Ein ähnlicher Vorfall ereignete sich im Oktober in der Schweiz, wo die Supermarktkette Migros Portionsbecher mit Kaffeesahne vertrieb, auf denen Bilder von Hitler und Italiens früherem Diktator Benito Mussolini zu sehen waren. Als darüber ein Skandal losbrach, beeilte sich Migros zu versichern, man habe sich von dem Zulieferer der faschistischen Sahnebecher, dem Karo-Versand, getrennt. Karo-Geschäftsführer Peter Wälchli sah allerdings kein Problem in den Becherfolien. Journalisten sagte er damals, die Fotoreihe mit alten Zigarrenbauchbinden auf den Folien sei für Sammler gedacht. Die große Mehrheit der Schweizer sah die Sache dagegen entschieden anders und machte sich in den sozialen Medien entsprechend Luft.
Absolute Offenheit
Das war aber vor den Pariser Attentaten. Der Seifenstreit dagegen wird nun in einer weitaus brisanteren Zeit ausgetragen. Möglicherweise hat einige Verantwortliche bei Aldi Panik ergriffen, als Kunden die "1001-Nacht"-Seife als religiös anstößig bezeichneten. Offenbar wollte das Unternehmen einen Skandal abwenden. Doch es erreichte eher das Gegenteil.

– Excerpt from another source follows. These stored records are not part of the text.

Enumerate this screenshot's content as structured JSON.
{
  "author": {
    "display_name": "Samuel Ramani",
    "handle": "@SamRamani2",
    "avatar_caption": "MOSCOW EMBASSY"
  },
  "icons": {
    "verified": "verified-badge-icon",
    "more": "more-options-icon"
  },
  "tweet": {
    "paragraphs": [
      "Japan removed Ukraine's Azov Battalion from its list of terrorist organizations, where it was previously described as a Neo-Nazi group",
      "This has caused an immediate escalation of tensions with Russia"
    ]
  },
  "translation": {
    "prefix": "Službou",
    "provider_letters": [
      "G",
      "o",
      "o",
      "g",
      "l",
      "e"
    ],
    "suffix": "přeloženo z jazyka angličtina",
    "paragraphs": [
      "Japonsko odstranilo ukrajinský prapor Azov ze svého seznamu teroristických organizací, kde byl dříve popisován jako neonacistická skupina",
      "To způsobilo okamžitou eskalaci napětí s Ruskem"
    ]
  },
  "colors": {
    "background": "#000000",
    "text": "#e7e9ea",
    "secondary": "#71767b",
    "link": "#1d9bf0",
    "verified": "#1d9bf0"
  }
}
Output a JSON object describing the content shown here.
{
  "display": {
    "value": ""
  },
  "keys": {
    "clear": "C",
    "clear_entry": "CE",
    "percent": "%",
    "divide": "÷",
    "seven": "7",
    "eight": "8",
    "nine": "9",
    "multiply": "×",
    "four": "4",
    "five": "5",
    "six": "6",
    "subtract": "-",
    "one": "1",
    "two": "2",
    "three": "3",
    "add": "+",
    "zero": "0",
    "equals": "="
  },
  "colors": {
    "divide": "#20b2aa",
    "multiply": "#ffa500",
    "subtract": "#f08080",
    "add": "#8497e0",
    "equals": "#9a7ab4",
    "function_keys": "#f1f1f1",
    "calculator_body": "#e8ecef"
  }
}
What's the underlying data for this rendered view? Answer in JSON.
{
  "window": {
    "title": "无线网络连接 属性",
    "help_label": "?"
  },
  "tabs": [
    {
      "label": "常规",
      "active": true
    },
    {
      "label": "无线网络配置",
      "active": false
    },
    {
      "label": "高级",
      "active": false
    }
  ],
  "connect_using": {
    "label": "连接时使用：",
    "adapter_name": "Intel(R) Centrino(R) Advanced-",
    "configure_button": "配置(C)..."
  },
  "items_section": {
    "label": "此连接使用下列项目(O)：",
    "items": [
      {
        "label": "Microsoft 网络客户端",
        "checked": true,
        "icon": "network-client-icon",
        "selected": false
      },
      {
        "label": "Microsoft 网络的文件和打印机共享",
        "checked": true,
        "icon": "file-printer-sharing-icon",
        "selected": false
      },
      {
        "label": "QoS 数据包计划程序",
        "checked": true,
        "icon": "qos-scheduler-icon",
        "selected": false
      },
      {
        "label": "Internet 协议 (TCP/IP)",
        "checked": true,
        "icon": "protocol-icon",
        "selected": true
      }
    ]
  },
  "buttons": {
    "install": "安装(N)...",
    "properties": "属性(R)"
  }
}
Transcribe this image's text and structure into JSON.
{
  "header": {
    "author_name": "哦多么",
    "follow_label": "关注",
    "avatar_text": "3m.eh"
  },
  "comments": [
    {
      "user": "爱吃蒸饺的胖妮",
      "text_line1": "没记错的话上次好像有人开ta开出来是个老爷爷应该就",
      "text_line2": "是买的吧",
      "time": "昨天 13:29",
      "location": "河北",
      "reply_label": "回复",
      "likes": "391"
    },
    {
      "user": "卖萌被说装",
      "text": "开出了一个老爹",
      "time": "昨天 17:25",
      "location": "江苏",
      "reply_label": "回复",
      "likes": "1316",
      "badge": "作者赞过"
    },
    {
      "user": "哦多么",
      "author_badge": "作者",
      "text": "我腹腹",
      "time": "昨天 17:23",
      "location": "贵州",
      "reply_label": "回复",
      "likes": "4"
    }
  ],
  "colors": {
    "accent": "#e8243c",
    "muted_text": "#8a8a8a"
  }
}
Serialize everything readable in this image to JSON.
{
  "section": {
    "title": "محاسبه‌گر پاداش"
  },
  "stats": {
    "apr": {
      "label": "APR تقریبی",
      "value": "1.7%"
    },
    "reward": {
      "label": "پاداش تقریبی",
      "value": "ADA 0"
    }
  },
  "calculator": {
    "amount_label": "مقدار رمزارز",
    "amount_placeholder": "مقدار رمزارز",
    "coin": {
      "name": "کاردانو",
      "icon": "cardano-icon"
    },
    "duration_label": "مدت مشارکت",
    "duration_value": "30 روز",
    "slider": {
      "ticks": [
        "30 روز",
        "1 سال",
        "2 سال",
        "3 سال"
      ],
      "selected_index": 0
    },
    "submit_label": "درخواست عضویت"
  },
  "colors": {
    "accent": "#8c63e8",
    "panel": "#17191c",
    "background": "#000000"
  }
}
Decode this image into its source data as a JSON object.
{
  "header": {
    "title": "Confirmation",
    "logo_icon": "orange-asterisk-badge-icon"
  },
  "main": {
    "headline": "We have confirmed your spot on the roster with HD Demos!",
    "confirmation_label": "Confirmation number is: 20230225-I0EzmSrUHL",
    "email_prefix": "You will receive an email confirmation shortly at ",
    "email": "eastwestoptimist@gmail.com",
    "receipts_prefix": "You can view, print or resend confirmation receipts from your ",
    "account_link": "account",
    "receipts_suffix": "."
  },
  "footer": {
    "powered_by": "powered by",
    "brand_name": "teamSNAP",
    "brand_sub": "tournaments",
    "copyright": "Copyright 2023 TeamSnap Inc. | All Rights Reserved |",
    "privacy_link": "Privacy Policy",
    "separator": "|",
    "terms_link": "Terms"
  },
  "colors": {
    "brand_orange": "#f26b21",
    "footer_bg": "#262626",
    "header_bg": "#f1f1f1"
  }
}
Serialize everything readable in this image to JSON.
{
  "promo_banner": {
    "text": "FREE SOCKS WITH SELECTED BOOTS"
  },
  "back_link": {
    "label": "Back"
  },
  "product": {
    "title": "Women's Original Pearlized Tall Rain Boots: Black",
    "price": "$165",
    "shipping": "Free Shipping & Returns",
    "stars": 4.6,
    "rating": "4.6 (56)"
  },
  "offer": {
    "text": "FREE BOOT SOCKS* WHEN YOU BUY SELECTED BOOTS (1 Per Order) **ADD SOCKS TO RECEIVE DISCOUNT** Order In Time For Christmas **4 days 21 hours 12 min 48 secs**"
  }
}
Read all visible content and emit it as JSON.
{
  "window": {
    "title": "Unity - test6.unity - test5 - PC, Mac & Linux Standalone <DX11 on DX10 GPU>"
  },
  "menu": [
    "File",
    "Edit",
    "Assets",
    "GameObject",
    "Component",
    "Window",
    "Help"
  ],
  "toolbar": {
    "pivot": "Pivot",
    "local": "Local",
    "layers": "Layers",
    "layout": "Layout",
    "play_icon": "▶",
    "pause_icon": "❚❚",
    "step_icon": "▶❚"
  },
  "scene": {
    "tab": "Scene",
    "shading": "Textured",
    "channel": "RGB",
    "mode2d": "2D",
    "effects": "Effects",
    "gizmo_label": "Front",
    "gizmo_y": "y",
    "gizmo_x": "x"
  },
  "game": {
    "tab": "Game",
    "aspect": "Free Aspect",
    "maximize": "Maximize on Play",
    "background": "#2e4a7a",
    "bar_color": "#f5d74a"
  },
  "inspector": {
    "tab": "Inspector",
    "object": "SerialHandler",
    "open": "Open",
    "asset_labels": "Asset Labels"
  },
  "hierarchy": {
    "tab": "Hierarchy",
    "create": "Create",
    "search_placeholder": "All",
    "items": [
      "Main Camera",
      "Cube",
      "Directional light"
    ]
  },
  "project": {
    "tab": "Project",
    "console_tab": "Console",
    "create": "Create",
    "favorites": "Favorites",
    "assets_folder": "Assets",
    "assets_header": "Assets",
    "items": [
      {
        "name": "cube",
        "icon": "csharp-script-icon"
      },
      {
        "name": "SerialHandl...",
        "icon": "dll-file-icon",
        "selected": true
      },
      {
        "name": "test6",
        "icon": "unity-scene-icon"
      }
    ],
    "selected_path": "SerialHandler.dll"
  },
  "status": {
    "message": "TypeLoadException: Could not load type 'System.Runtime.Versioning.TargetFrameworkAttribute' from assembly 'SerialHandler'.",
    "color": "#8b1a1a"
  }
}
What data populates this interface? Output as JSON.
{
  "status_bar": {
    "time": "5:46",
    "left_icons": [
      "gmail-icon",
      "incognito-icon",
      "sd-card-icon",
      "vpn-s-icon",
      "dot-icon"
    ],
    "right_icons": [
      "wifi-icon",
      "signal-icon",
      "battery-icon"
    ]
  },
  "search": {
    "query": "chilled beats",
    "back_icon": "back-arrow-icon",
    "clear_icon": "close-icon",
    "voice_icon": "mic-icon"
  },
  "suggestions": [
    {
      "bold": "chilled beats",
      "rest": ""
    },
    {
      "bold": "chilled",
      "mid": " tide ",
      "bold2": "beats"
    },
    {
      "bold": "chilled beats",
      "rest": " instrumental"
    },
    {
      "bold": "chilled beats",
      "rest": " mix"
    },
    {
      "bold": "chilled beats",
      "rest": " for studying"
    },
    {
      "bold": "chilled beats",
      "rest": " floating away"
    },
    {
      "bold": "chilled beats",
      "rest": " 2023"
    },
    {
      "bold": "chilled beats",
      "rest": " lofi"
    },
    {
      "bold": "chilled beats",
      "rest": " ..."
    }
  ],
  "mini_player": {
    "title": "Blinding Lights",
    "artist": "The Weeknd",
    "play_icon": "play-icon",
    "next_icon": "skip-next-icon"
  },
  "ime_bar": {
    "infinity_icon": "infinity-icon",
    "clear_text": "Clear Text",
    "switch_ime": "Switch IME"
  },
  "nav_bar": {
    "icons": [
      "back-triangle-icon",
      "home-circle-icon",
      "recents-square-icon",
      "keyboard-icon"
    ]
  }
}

Die PR-Expertin Annette Lemm rät: "Aus dem Desaster, das jetzt entstanden ist, kommen die Verantwortlichen meiner Meinung nach nur durch absolute Offenheit und Ehrlichkeit heraus, die Umstände und Abläufe erklärt, wie es zu der Reaktion gekommen ist." Doch selbst wenn Aldi Süd das täte, könnte es bereits zu spät sein. Viele Kunden haben sich bereits in den sozialen Medien über das Verhalten des Discounters lustig gemacht. Einige haben gewitzelt, Aldi solle alle tierischen Produkte aus dem Sortiment nehmen, um nicht die Gefühle von Veganern zu verletzen. Andere haben schlicht angekündigt, Aldi von jetzt an zu boykottieren.